The way I see it - this perf characteristics are surprising at the very least, so creating an issue is like putting a stick to the ground to tell “We’re aware of this”, and then maybe
- there will be an improvement PR - either someone stumble upon this issue and comes up with an improvement, or I will dig deeper when I have spare time.
- Or we will confirm that in this sort of workload the perf hit is just inherent and there’s nothing fishy going on. And in this case the good outcome would probably be a section in the docs, so that new users at least have awareness.
However, I can also see that this types of issues may be seen as not directly actionable.
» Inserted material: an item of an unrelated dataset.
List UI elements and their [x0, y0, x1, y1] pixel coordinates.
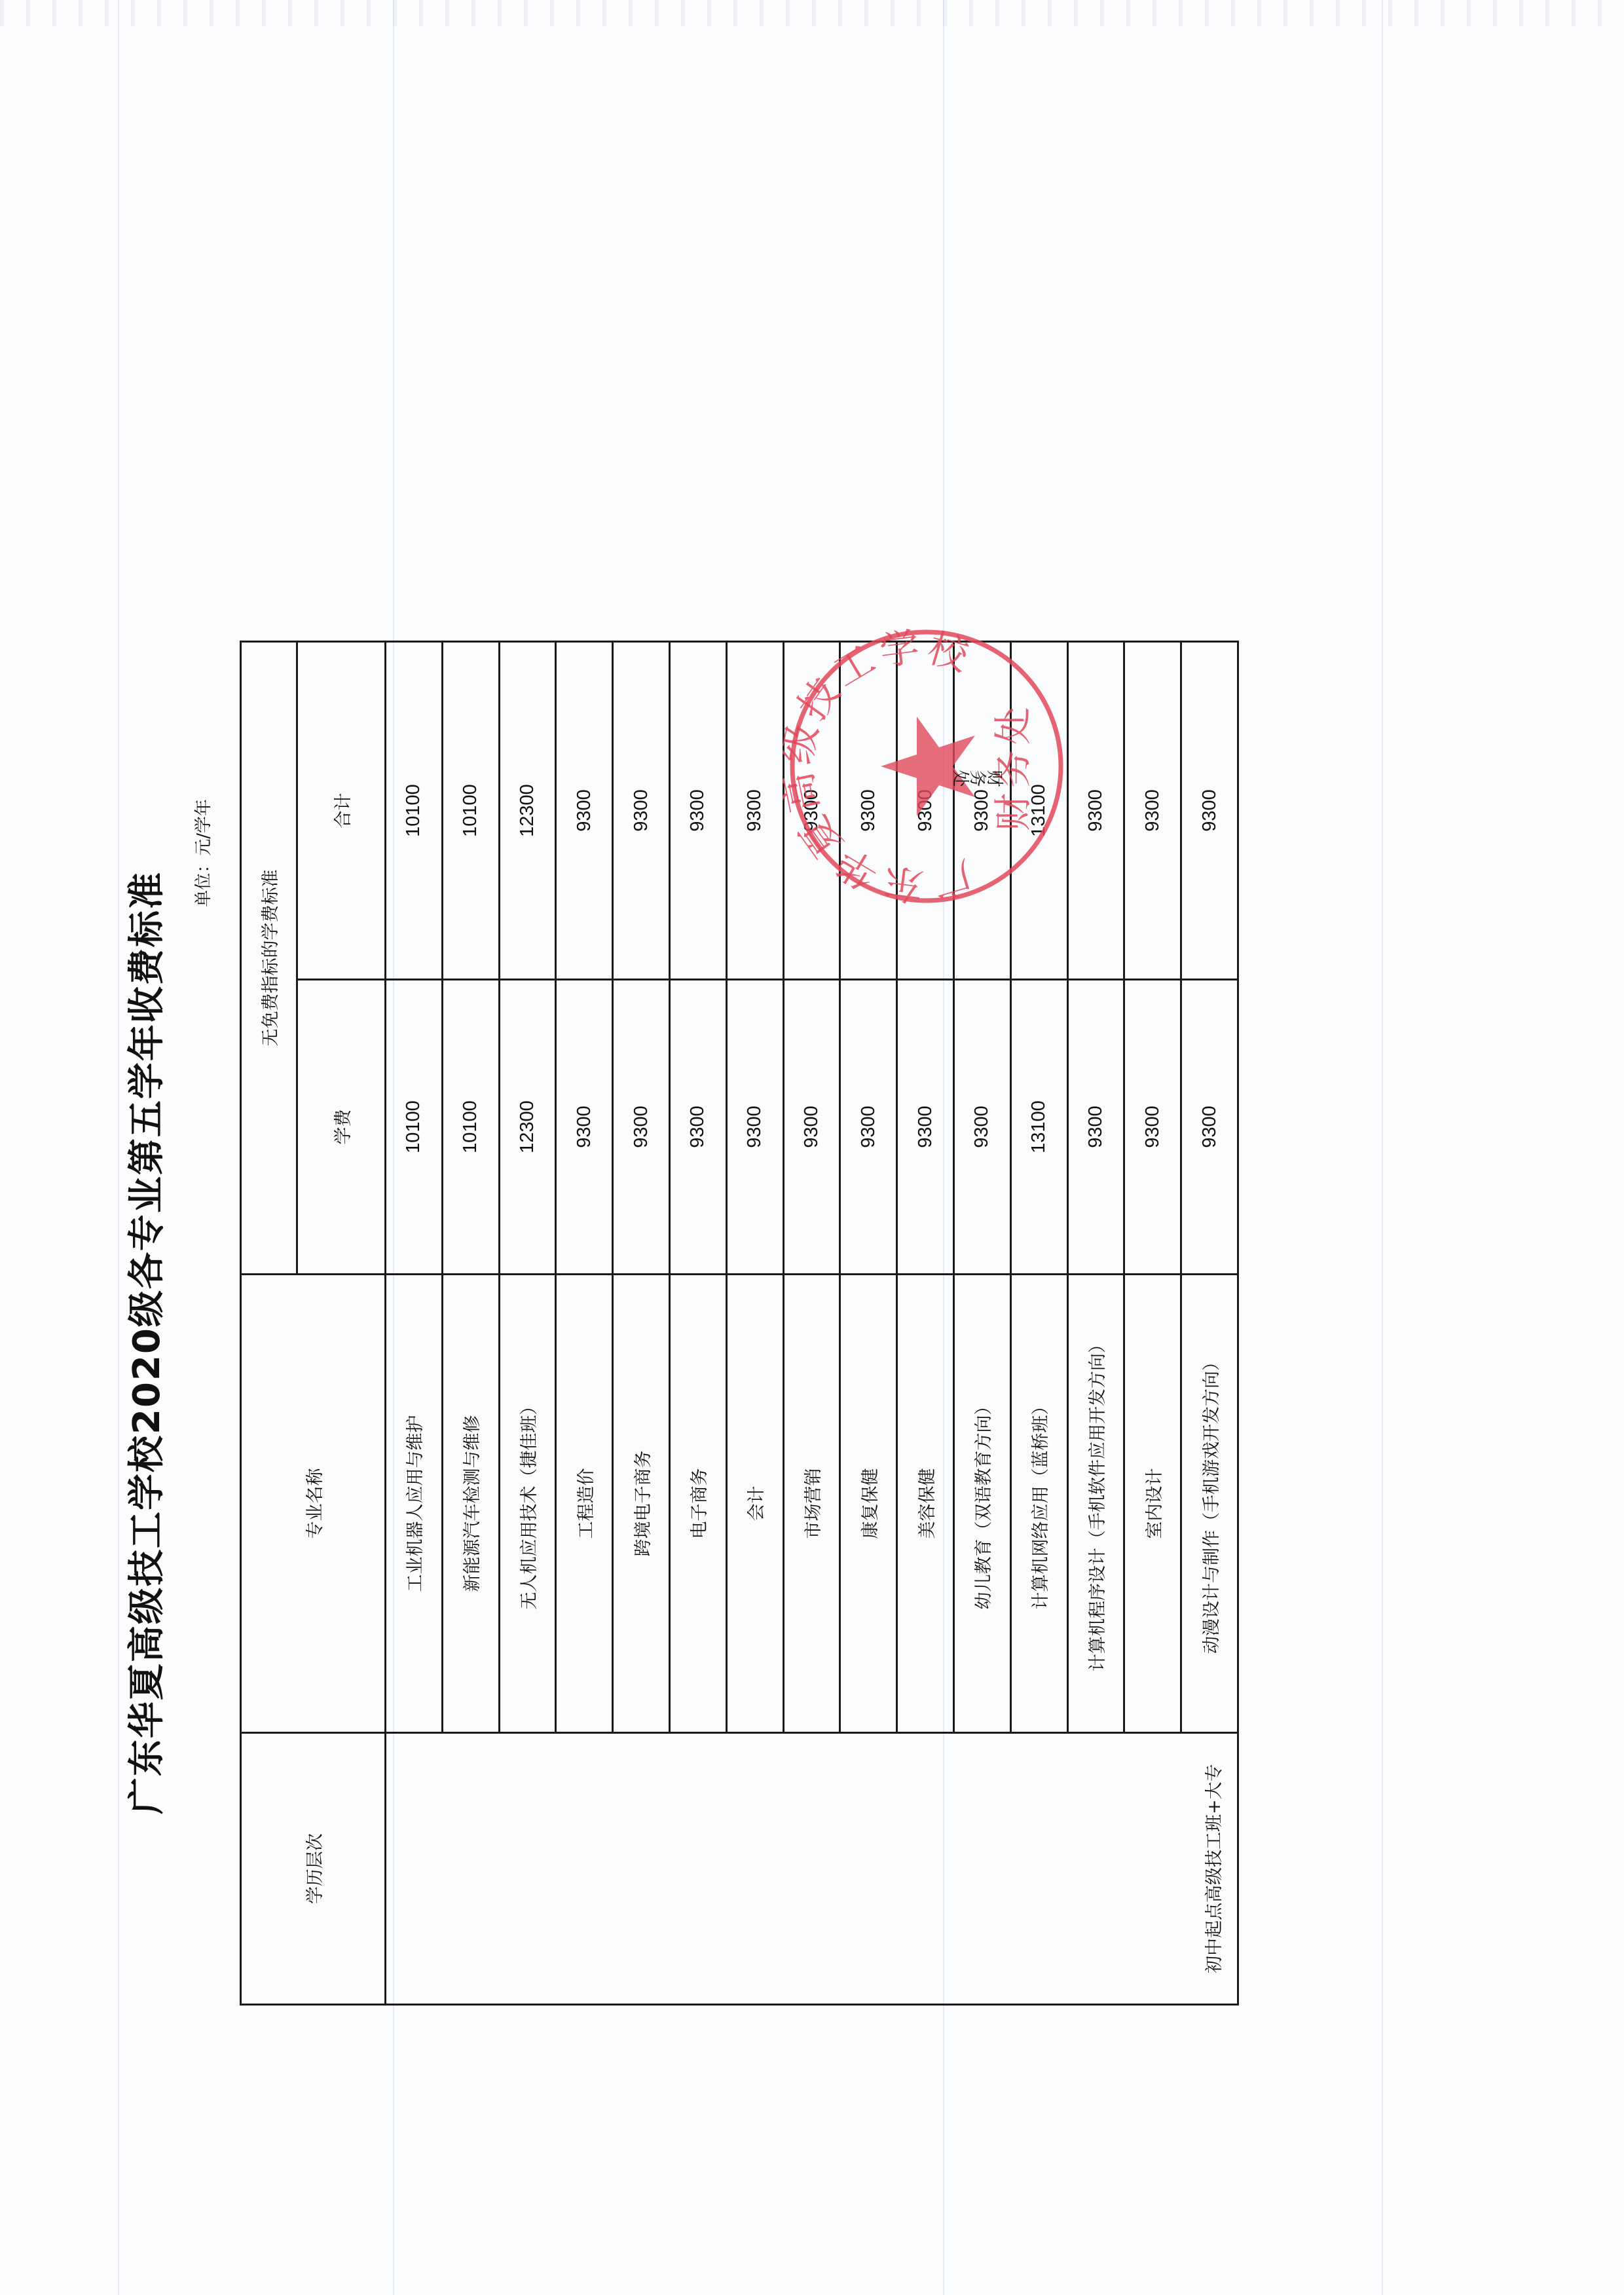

Which is totally fair. If this is the case for tokio
project - I’d be fine to close the issue.
And in any case, I apologise for the inconvenience if I had missed something about this in the guidelines.
Updated benchmarks https://github.com/artempyanykh/rdu:
- Same machine, same set of files.
- Ran on Native Linux, WSL2, and Native Windows;
- On Linux with warm and cold disk cache:
On Windows perf. profile is very different from Linux; naive async version is ~2.2x slower which is kind of acceptable. On native Linux with warm disk cache naive async version is 9x slower, and on WSL2 it's 55x slower.
This is referred to in this talk Java and Rust by Yishai Galatzer. They used Tokio async fs operations (on a benchmark) and compared that with Java NIO.
IMO, it unfairly pitches Rust as being too slow compared to Java, which is of course not really true.